I implemented a custom dataset and dataloader for my graduation project, but I was under time pressure and the result was a mess in my memory. I took this chance to organize the parts I found confusing or didn’t know.
Data flow

The important thing is that converting data to tensors also needs separate consideration. I used to just throw conversions in wherever…
torch.utils.Data.Dataset
__len__, __getitem__, etc. — just implement them to fit your data.
Tensor conversion
Not done in __getitem__! That is, data is not converted to tensors at load time. Instead, a function like a transformer converts everything to tensors in bulk when training begins.
Fortunately, CPU and GPU handle these operations in parallel, so it’s fast.
Recently, standardized libraries like HuggingFace are also used.
torch.utils.Data.DataLoader
- A class that generates data batches.
- Handles data conversion right before training (before GPU feed).
- Conversion to tensors.
- Parallel data preprocessing needs to be considered.

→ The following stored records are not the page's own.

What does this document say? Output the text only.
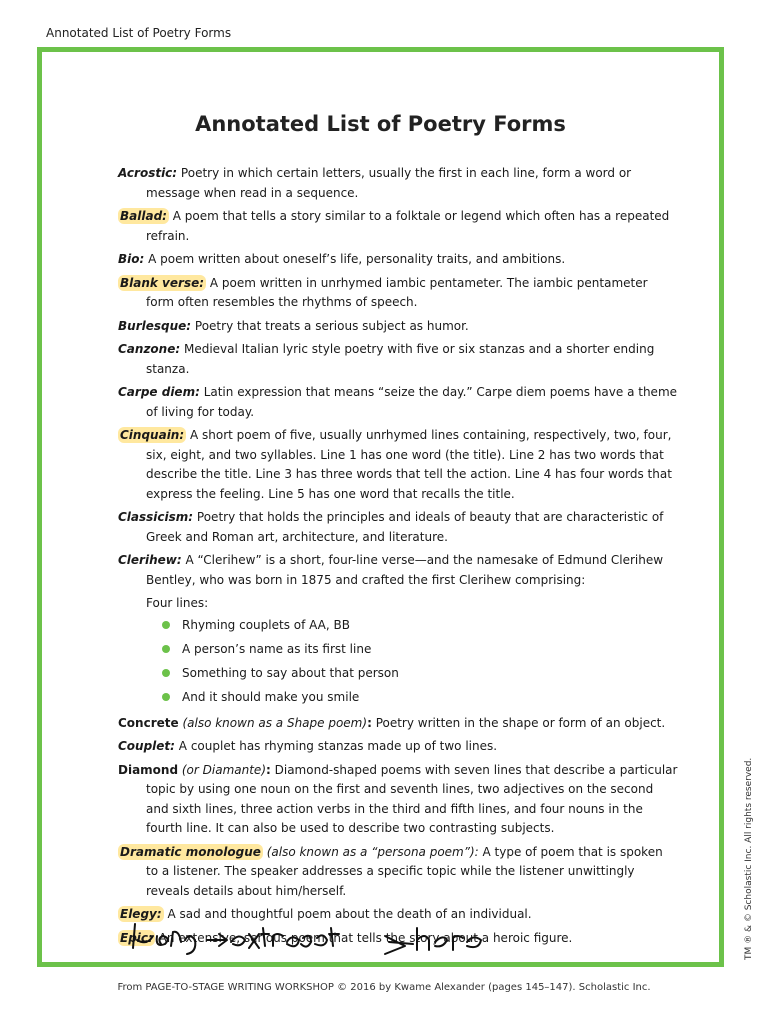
Annotated List of Poetry Forms
Annotated List of Poetry Forms
Acrostic: Poetry in which certain letters, usually the first in each line, form a word or message when read in a sequence.
Ballad: A poem that tells a story similar to a folktale or legend which often has a repeated refrain.
Bio: A poem written about oneself’s life, personality traits, and ambitions.
Blank verse: A poem written in unrhymed iambic pentameter. The iambic pentameter form often resembles the rhythms of speech.
Burlesque: Poetry that treats a serious subject as humor.
Canzone: Medieval Italian lyric style poetry with five or six stanzas and a shorter ending stanza.
Carpe diem: Latin expression that means “seize the day.” Carpe diem poems have a theme of living for today.
Cinquain: A short poem of five, usually unrhymed lines containing, respectively, two, four, six, eight, and two syllables. Line 1 has one word (the title). Line 2 has two words that describe the title. Line 3 has three words that tell the action. Line 4 has four words that express the feeling. Line 5 has one word that recalls the title.
Classicism: Poetry that holds the principles and ideals of beauty that are characteristic of Greek and Roman art, architecture, and literature.
Clerihew: A “Clerihew” is a short, four-line verse—and the namesake of Edmund Clerihew Bentley, who was born in 1875 and crafted the first Clerihew comprising:
Four lines:
Rhyming couplets of AA, BB
A person’s name as its first line
Something to say about that person
And it should make you smile
Concrete (also known as a Shape poem): Poetry written in the shape or form of an object.
Couplet: A couplet has rhyming stanzas made up of two lines.
Diamond (or Diamante): Diamond-shaped poems with seven lines that describe a particular topic by using one noun on the first and seventh lines, two adjectives on the second and sixth lines, three action verbs in the third and fifth lines, and four nouns in the fourth line. It can also be used to describe two contrasting subjects.
Dramatic monologue (also known as a “persona poem”): A type of poem that is spoken to a listener. The speaker addresses a specific topic while the listener unwittingly reveals details about him/herself.
Elegy: A sad and thoughtful poem about the death of an individual.
Epic: An extensive, serious poem that tells the story about a heroic figure.
From PAGE-TO-STAGE WRITING WORKSHOP © 2016 by Kwame Alexander (pages 145–147). Scholastic Inc.
TM ® & © Scholastic Inc. All rights reserved.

See this blog for reference: https://subinium.github.io/pytorch-dataloader/
sampler
Defines how to control the idx passed to getitem. batch_sampler works the same way.
collate_fn
Defines how to transform a batch collected via getitem from [[data, label], [data, label], [data, label] …] into [[data, data, data …], [label, label, label, …]].
torchvision.transforms
data_transform = transforms.Compose([ transforms.RandomSizedCrop(224), transforms.RandomHorizontalFlip(), transforms.ToTensor(), transforms.Normalize(mean=[0.485, 0.456, 0.406], std=[0.229, 0.224, 0.225]) ])You should compose a separate transform pipeline for data conversion like this. No more converting each item one by one inside the dataset like I did in my graduation project.